Il ne l’aura peut-être même pas. Si la Droite se débrouille bien, maintenant qu’elle est débarrassée de son candidat corrompu, elle aura la majorité à l’Assemblée et pourra imposer un gouvernement de cohabitation. Dans ce cas, ce sera comme si Fillon avait gagné (moins la présence des cathos de Sens Commun).
                                                                *
Spectacle lamentable que celui de Mélenchon niant la réalité des résultats donnés à vingt heures et déclarant d’une voix méprisante qu’il laisse la médiacratie les commenter.
Onze pour cent des mélenchonnistes voteront pour la fille Le Pen au second tour. C’est ce que disent les horoscopes, auxquels on peut se fier. Je n’imagine pas un électeur de Benoît Hamon voter F-Haine au second tour.

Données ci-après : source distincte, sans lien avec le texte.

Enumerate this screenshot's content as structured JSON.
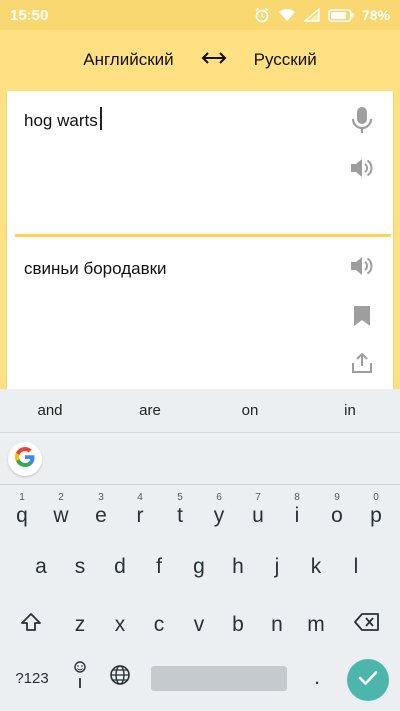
{
  "status_bar": {
    "time": "15:50",
    "battery": "78%"
  },
  "header": {
    "source_lang": "Английский",
    "target_lang": "Русский",
    "swap_icon": "swap-arrows-icon"
  },
  "translator": {
    "input_value": "hog warts",
    "output_text": "свиньи бородавки"
  },
  "suggestions": [
    "and",
    "are",
    "on",
    "in"
  ],
  "keyboard": {
    "row1": [
      {
        "hint": "1",
        "label": "q"
      },
      {
        "hint": "2",
        "label": "w"
      },
      {
        "hint": "3",
        "label": "e"
      },
      {
        "hint": "4",
        "label": "r"
      },
      {
        "hint": "5",
        "label": "t"
      },
      {
        "hint": "6",
        "label": "y"
      },
      {
        "hint": "7",
        "label": "u"
      },
      {
        "hint": "8",
        "label": "i"
      },
      {
        "hint": "9",
        "label": "o"
      },
      {
        "hint": "0",
        "label": "p"
      }
    ],
    "row2": [
      "a",
      "s",
      "d",
      "f",
      "g",
      "h",
      "j",
      "k",
      "l"
    ],
    "row3": [
      "z",
      "x",
      "c",
      "v",
      "b",
      "n",
      "m"
    ],
    "symbols_label": "?123",
    "period_label": "."
  },
  "colors": {
    "accent_yellow": "#FFE082",
    "divider_yellow": "#FFD54F",
    "enter_teal": "#4DB6AC",
    "icon_grey": "#9E9E9E"
  }
}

                                                                *
Si les mélenchonnistes avaient été malins, elles et eux auraient massivement voté Valls à la Primaire de la Gauche. Celui-ci aurait fait baisser le score de Macron. Moins de voix pour Macron et pas de vrai concurrent à gauche, Mélenchon aurait pu atteindre le second tour. (Dans cette hypothèse, je me serais abstenu à ce premier tour.)

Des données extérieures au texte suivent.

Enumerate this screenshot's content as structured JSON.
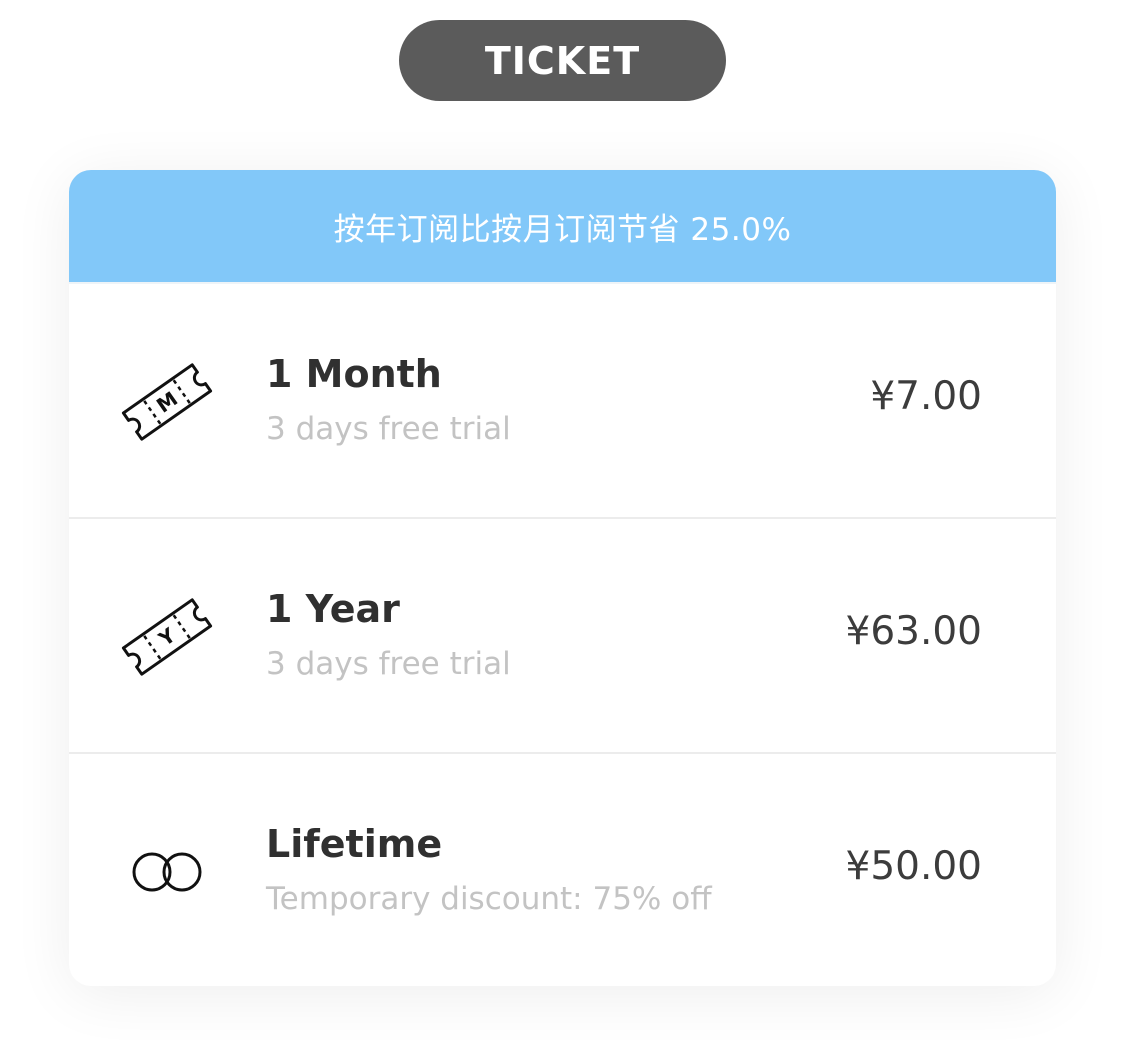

                                                               *
Alors cette insurrection, elle vient ? Les « dans la rue » de Paris, Rouen, Rennes et Nantes l’attendaient pour ce dimanche soir vingt heures une. Espoir une nouvelle fois déçu, moins de manifestants que de policiers.
Ils me rappellent les Témoins de Jéhovah, quand ceux-ci donnaient régulièrement la date de la fin du monde, et qu’elle n’avait pas lieu.

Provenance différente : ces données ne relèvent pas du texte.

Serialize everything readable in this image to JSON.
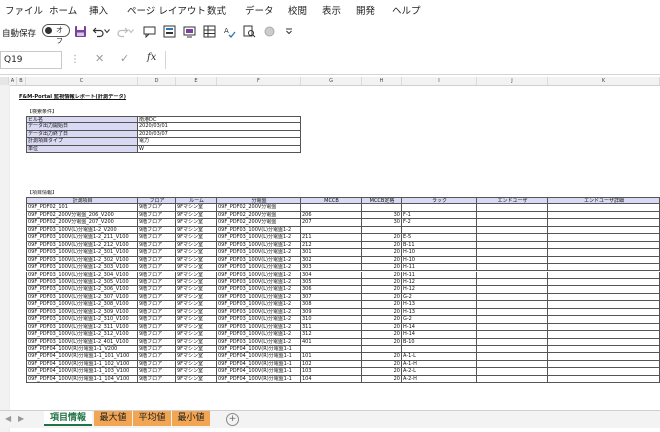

                                                               *
Le bon moment de ce ouiquennede, c’est samedi matin quand, revenant du marché du Clos, je vois venir vers moi, rue Martainville, l’ami d’Orléans. Je suis tellement surpris de le trouver là qu’un instant je crois à un sosie. « Comment ça, tu viens à Rouen et tu ne me préviens même pas », lui dis-je. Il préfère faire confiance au hasard.
Entre Caen où il avait à faire et Orléans où il doit rentrer ce samedi, il a fait étape pour la nuit dans son ancienne ville. Nous prenons un café au Clos Saint Marc, discutant de choses et autres, plaisir trop court évidemment.
 

21 avril 2017


Comment ferai-je pour circuler ce vendredi matin, me demandais-je hier après-midi en apprenant qu’en ce dernier jour de campagne de premier tour d’élection présidentielle, Emmanuel Macron devait apparaître à midi devant l’église Saint-Maclou. Je me voyais déjà bloqué chez moi par les forces de l’ordre.
Une « opération crâne d’œuf » lancée via le réseau social Effe Bé par le collectif « Rouen dans la rue », visant à lui souhaiter ses Pâques avec quelques jours de retard au moyen d’œufs emplis de peinture, l’ayant conduit hier soir à se replier dans la Halle aux Toiles, la question ne se posait plus. Encore moins ce vendredi matin : prenant prétexte de l’attentat de cette nuit aux Champs-Elysées, il a tout annulé.
Sera-t-il qualifié pour le second tour ? Personne ne peut le dire. Je me garderai d’un pronostic. Cependant, j’ai un pressentiment : Le Pen/Fillon.
Quel que soit le duo arrivé en tête, je m’abstiendrai. Au premier tour, ce dimanche, je voterai inutile.
                                                              *
Jeudi au soleil des terrasses, d’abord à celle du Son du Cor dont l’apprenti serveur ne me demande plus de payer avant que j’aie bu mon café « La patronne, elle m’a dit : Ce monsieur-là, il paie en partant » puis à celle du Sacre dont la jolie serveuse me fait succomber au syndrome de Basquiat.
                                                              *
Une jeune femme au Son du Cor à celle avec qui elle est assise :
-Les jeudis de repos, c’est toujours très très long. On est dans l’attente du soir.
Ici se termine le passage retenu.